= Chaldean Catholic Eparchy of Aqra =

The Chaldean Catholic Eparchy of Aqra (also spelled Aqrā or Akra) is an Eastern Catholic eparchy (diocese) of the Chaldean Catholic Church (which uses the East Syriac Rite) in northern Iraq.

It is a suffragan of the Chaldean Catholic Patriarch of Babylon and has its episcopal see in the Iraqi Kurdish city of Aqrah.

== History ==
The eparchy was established in 1850, on territory split off from the then Chaldean Catholic Eparchy of Amadiyah.

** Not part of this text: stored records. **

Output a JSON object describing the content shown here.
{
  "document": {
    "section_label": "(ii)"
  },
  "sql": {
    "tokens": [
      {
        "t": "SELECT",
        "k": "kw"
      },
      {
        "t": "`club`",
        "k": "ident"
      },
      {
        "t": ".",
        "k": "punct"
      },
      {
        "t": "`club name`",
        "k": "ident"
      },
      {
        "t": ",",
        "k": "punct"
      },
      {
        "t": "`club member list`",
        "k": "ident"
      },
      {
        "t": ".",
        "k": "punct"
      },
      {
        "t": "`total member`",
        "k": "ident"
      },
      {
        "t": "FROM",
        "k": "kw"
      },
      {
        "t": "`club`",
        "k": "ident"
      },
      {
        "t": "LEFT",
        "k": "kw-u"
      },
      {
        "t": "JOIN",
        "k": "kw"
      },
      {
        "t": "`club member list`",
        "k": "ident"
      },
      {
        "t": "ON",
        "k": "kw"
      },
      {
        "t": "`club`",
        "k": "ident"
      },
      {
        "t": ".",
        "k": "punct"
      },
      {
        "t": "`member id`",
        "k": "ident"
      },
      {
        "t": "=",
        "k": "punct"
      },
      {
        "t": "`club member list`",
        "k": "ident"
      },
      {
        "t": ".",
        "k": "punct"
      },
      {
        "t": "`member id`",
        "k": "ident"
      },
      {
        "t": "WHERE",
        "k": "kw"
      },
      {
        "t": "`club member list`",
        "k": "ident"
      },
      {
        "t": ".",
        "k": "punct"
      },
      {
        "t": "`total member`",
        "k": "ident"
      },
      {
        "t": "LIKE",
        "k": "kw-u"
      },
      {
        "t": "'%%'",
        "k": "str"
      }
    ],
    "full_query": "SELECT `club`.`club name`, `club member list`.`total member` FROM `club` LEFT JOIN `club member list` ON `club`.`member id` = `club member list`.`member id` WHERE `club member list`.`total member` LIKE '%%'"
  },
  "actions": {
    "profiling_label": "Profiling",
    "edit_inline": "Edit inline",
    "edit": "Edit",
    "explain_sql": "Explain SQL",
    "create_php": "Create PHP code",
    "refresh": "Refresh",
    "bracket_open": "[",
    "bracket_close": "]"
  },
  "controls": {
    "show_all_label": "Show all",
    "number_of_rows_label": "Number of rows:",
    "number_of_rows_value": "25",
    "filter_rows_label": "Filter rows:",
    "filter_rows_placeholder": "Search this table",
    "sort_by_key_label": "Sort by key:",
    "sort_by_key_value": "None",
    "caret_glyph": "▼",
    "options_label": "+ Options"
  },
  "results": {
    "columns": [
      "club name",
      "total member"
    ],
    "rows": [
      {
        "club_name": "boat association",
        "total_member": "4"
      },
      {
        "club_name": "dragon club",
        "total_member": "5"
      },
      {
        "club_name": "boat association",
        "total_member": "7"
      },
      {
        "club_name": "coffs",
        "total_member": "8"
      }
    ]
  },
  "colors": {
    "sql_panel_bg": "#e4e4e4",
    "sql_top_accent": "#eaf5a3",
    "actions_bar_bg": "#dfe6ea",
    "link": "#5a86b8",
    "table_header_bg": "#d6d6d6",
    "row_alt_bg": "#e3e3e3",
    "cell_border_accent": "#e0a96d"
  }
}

It was suppressed and merged back into its mother church on 23 April 1895, when its eparch acceded to the cathedral throne, but was restored to an independent Eparchy on 24 February 1910.

== Eparchs ==
- Giovanni Elia Mellus, Order of Saint Jerome (O.S.H.) (1864.10.07 – 1890.09.04), later Eparch (Bishop) of Mardin of the Chaldeans (1890.09.04 – death 1908.02.16)
- Giovanni Sahhar (1890.09.09 – 1909.06.13), later (during the suppression of the see) Eparch of Amadiyah of the Chaldeans (Iraq) (1895.04.29 – 1909.06.13)
- Paul Cheikho (1947.02.22 – 1957.06.28), later Eparch of Aleppo of the Chaldeans (Syria) (1957.06.28 – 1958.12.13), Bishop of Mosul of the Chaldeans (Iraq) (1958.12.13 – 1960), Patriarch of Babylon of the Chaldeans (Iraq) ([1958.12.13] 1959.03.12 – death 1989.04.13), President of Synod of the Chaldean Church (1969 – 1989.04.13) and President of Assembly of the Catholic Bishops of Iraq (1976 – 1989.04.13)
- André Sana (1957.06.20 – 1977.12.14), later Metropolitan Archeparch of Kirkuk of the Chaldeans (Iraq) (1977.12.14 – 2003.09.27; died 2013)
- Abdul-Ahad Rabban, O.S.H. (1980.04.23 – 1998.07.25), also Apostolic Administrator of Sulaimaniya of the Chaldeans (Iraq) (1982 – 1998)
- Youhanna Issa Apostolic Administrator (1999 – ...).